The initial hypothesis of this prospective study stated that patients with different sagittal jaw positions show different back shape curvatures regarding the upper thoracic and the pelvic inclination to a vertical plumb line, the kyphotic angle and the lordotic angle. To test this hypothesis valid information using lateral cephalographs for the analysis of sagittal jaw position and the neutral vertebrae in the radiological Cobb-angle definition might have been used. However, arguments on possible radiation hazards would not justify this attempt. Therefore rasterstereography was established, allowing an examination of the back profile without radiation exposure but providing comparable accuracy and objectivity. It has been shown, that in the sagittal plane exists a reliable correlation between the spinal curvature and the back profile curvature [19]. The accuracy of the system was tested by Hackenberg et al. [20, 21] on patients with idiopathic scoliosis after anterior and posterior correction and fusion and showed a good accuracy compared with the anterior-posterior thoracic radiographs. In order to simplify the examination technique Drerup et al. provided four parameters of the sagittal back shape profile to determine back shape in a standardized wise fashion [22].
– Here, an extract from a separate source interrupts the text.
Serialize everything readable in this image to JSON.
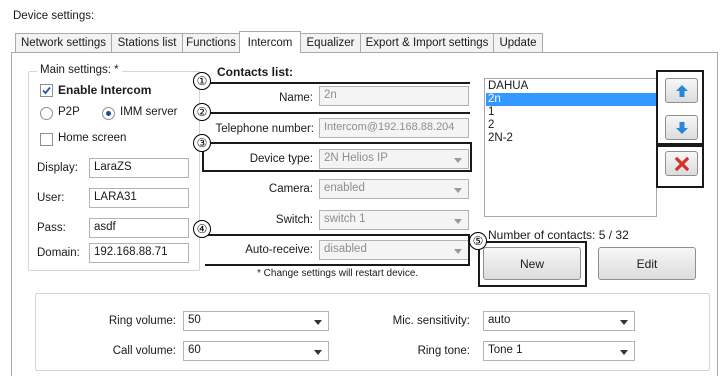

In literature documentation about significant correlations between the jaw position and the parameters of the body posture often anecdotal and important questions are left unanswered [1, 2]. The positive correlation between different skeletal facial patterns and the cervical inclination was analysed in a series of studies by Solow et al. and Huggare et al. [3, 5, 8, 9]. Nobili et al. [12] used a "balance platform" (dynamometric platform for postural oscillation measurement) and revealed positive correlations between the sagittal jaw position and the body posture: the class II malocclusion was correlated to the anterior body posture and the class III malocclusion to the posterior oriented posture. Korbmacher et al. [1] concluded that studies of correlations between orthodontic and orthopedic findings often lack precise orthopedic measurement methods. Furthermore it was a demand of the same authors to provide prospective clinical trials in close cooperation with orthodontics and orthopaedics. The presented study fulfills this demand because an interdisciplinary team (orthodontists, maxillofacial surgeons, orthopaedic surgeons and biomechanic physicians) analysed the patients in this study. Even more sophisticated methods for orthopedical examination were used.

The results of the present study do not show any significant relationships between different sagittal jaw positions and kyphotic or lordotic angle, upper thoracic and pelvic inclination (p > 0.05). These results are in agreement with a critical review of the literature by Michelotti et al. [2], who postulated that there is some evidence between sagittal jaw position and cervical posture but not to body posture Nevertheless, the pelvic inclination and the lordotic angle show significant differences (p < 0.01) between the examined males and females. This is in agreement with Vialle et al. [23], Korovessis et al. [24, 25], Legaye et al. [26], and Gelb et al. [27] but contrary to the results of Jackson et al. [2830].

Conclusion

The measurement of the body posture by means of rasterstereography is known to provide accurate information on the back shape and the sagittal profile without entailing radiographic strain for the patient. With this system no correlations between the sagittal jaw position and variables of the kyphotic, the lordotic or the pelvic inclination could be found. Further studies are necessary to provide cephalometric measurements of the craniofacial skeleton and to correlate them to the examined parameters used in the present study.